I currently am stationed in Oklahoma. It's a toss up between Texas and Wisconsin as to where I will end up. Being that I don't really much about Texas, I am leaning towards residing in SW WI/Madison WI area. I am going to attend UW-Platteville for their CM program, mostly because the program incorporates a hands on project every year where students are involved in every aspect of a home build, from design to completion. My older brother (M.D.) has agreed to let me build a home for him when I complete my studies and am confident in my abilities. I know it will be a headache at times building for family, but he is willing to put my name out to his network. 
I can see how working under an experienced builder can benefit me, and am probably going to go that route. Being as I have little experience, how would I best advertise myself to a established home builder? What would best persuade someone to take me on as an "apprentice" GC?


----------



## AllanE (Apr 25, 2010)

OrangeNerd said:


> Being as I have little experience, how would I best advertise myself to a established home builder? What would best persuade someone to take me on as an "apprentice" GC?

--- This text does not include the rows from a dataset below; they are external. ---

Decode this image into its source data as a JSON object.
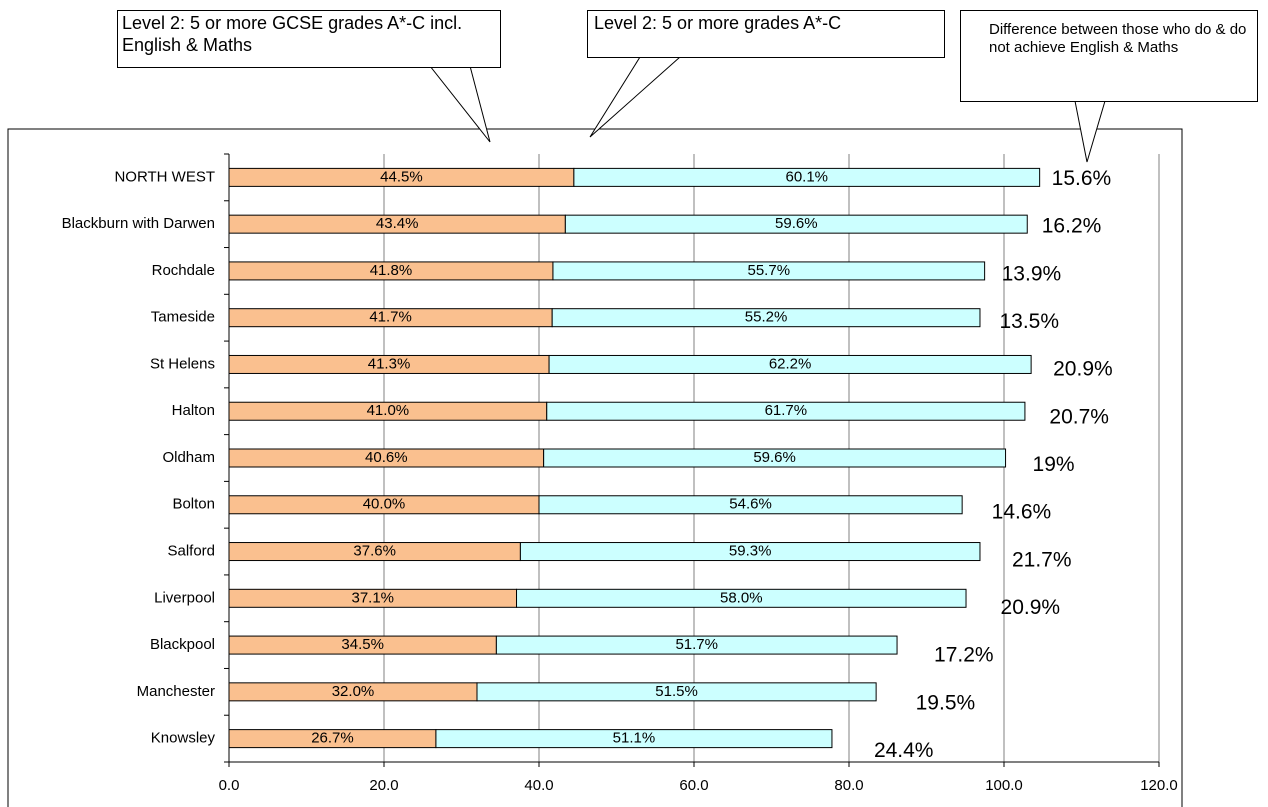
{
  "chart_data": {
    "type": "stacked-bar-horizontal",
    "categories": [
      "NORTH WEST",
      "Blackburn with Darwen",
      "Rochdale",
      "Tameside",
      "St Helens",
      "Halton",
      "Oldham",
      "Bolton",
      "Salford",
      "Liverpool",
      "Blackpool",
      "Manchester",
      "Knowsley"
    ],
    "series": [
      {
        "name": "Level 2: 5 or more GCSE grades A*-C incl. English & Maths",
        "color": "#fac08f",
        "values": [
          44.5,
          43.4,
          41.8,
          41.7,
          41.3,
          41.0,
          40.6,
          40.0,
          37.6,
          37.1,
          34.5,
          32.0,
          26.7
        ],
        "value_labels": [
          "44.5%",
          "43.4%",
          "41.8%",
          "41.7%",
          "41.3%",
          "41.0%",
          "40.6%",
          "40.0%",
          "37.6%",
          "37.1%",
          "34.5%",
          "32.0%",
          "26.7%"
        ]
      },
      {
        "name": "Level 2: 5 or more grades A*-C",
        "color": "#ccffff",
        "values": [
          60.1,
          59.6,
          55.7,
          55.2,
          62.2,
          61.7,
          59.6,
          54.6,
          59.3,
          58.0,
          51.7,
          51.5,
          51.1
        ],
        "value_labels": [
          "60.1%",
          "59.6%",
          "55.7%",
          "55.2%",
          "62.2%",
          "61.7%",
          "59.6%",
          "54.6%",
          "59.3%",
          "58.0%",
          "51.7%",
          "51.5%",
          "51.1%"
        ]
      }
    ],
    "difference_title": "Difference between those who do & do not achieve English & Maths",
    "difference_labels": [
      "15.6%",
      "16.2%",
      "13.9%",
      "13.5%",
      "20.9%",
      "20.7%",
      "19%",
      "14.6%",
      "21.7%",
      "20.9%",
      "17.2%",
      "19.5%",
      "24.4%"
    ],
    "xlim": [
      0,
      120
    ],
    "xticks": [
      {
        "value": 0,
        "label": "0.0"
      },
      {
        "value": 20,
        "label": "20.0"
      },
      {
        "value": 40,
        "label": "40.0"
      },
      {
        "value": 60,
        "label": "60.0"
      },
      {
        "value": 80,
        "label": "80.0"
      },
      {
        "value": 100,
        "label": "100.0"
      },
      {
        "value": 120,
        "label": "120.0"
      }
    ],
    "grid": true
  }
}
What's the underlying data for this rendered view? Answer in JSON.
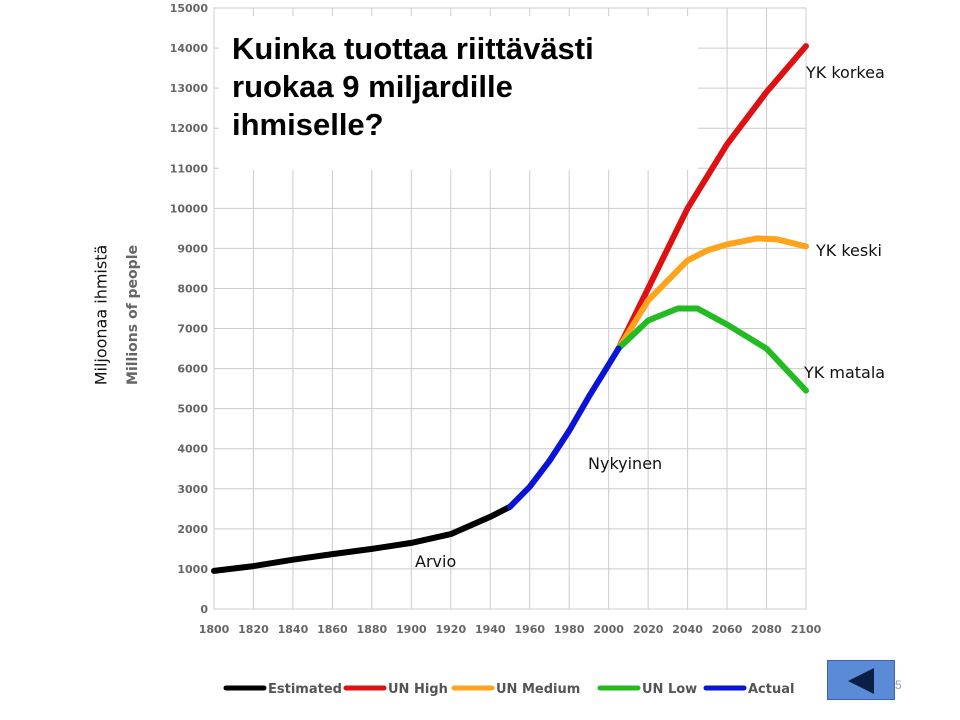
{
  "slide": {
    "title": "Kuinka tuottaa riittävästi ruokaa 9 miljardille ihmiselle?",
    "side_label": "Miljoonaa ihmistä",
    "page_number": "5",
    "nav_icon": "back-arrow-icon"
  },
  "annotations": {
    "un_high": "YK korkea",
    "un_medium": "YK keski",
    "un_low": "YK matala",
    "current": "Nykyinen",
    "estimate": "Arvio"
  },
  "chart_data": {
    "type": "line",
    "ylabel": "Millions of people",
    "xlabel": "",
    "xlim": [
      1800,
      2100
    ],
    "ylim": [
      0,
      15000
    ],
    "xticks": [
      1800,
      1820,
      1840,
      1860,
      1880,
      1900,
      1920,
      1940,
      1960,
      1980,
      2000,
      2020,
      2040,
      2060,
      2080,
      2100
    ],
    "yticks": [
      0,
      1000,
      2000,
      3000,
      4000,
      5000,
      6000,
      7000,
      8000,
      9000,
      10000,
      11000,
      12000,
      13000,
      14000,
      15000
    ],
    "grid": true,
    "legend_position": "bottom",
    "series": [
      {
        "name": "Estimated",
        "color": "#000000",
        "points": [
          [
            1800,
            950
          ],
          [
            1820,
            1070
          ],
          [
            1840,
            1230
          ],
          [
            1860,
            1370
          ],
          [
            1880,
            1500
          ],
          [
            1900,
            1650
          ],
          [
            1920,
            1870
          ],
          [
            1940,
            2300
          ],
          [
            1950,
            2550
          ]
        ]
      },
      {
        "name": "UN High",
        "color": "#dd1111",
        "points": [
          [
            2005,
            6500
          ],
          [
            2020,
            8000
          ],
          [
            2040,
            10000
          ],
          [
            2050,
            10800
          ],
          [
            2060,
            11600
          ],
          [
            2080,
            12900
          ],
          [
            2100,
            14050
          ]
        ]
      },
      {
        "name": "UN Medium",
        "color": "#ffa31a",
        "points": [
          [
            2005,
            6500
          ],
          [
            2020,
            7700
          ],
          [
            2040,
            8700
          ],
          [
            2050,
            8950
          ],
          [
            2060,
            9100
          ],
          [
            2075,
            9250
          ],
          [
            2085,
            9230
          ],
          [
            2100,
            9050
          ]
        ]
      },
      {
        "name": "UN Low",
        "color": "#22bb22",
        "points": [
          [
            2005,
            6500
          ],
          [
            2020,
            7200
          ],
          [
            2035,
            7500
          ],
          [
            2045,
            7500
          ],
          [
            2060,
            7100
          ],
          [
            2080,
            6500
          ],
          [
            2100,
            5450
          ]
        ]
      },
      {
        "name": "Actual",
        "color": "#0a14d6",
        "points": [
          [
            1950,
            2550
          ],
          [
            1960,
            3050
          ],
          [
            1970,
            3700
          ],
          [
            1980,
            4450
          ],
          [
            1990,
            5300
          ],
          [
            2000,
            6100
          ],
          [
            2005,
            6500
          ]
        ]
      }
    ]
  }
}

There are some really good new home markets in Texas, all the large cities are doing well. And for a CM Texas A&M is one of the best. As far as advertising to a builder, I think it might be as simple as just asking several builders and telling them your story. I suspect many would be willing to help someone wanting to break into the business.

Allan


----------



## mikeswoods (Oct 11, 2008)

If you want to work for a builder---the best way is face to face----show up on the job site early in the morning----with work boots on and a tool belt in the truck---

Ask for a few minutes time-------the foreman will introduce you to the builder if it's a big outfit---


----------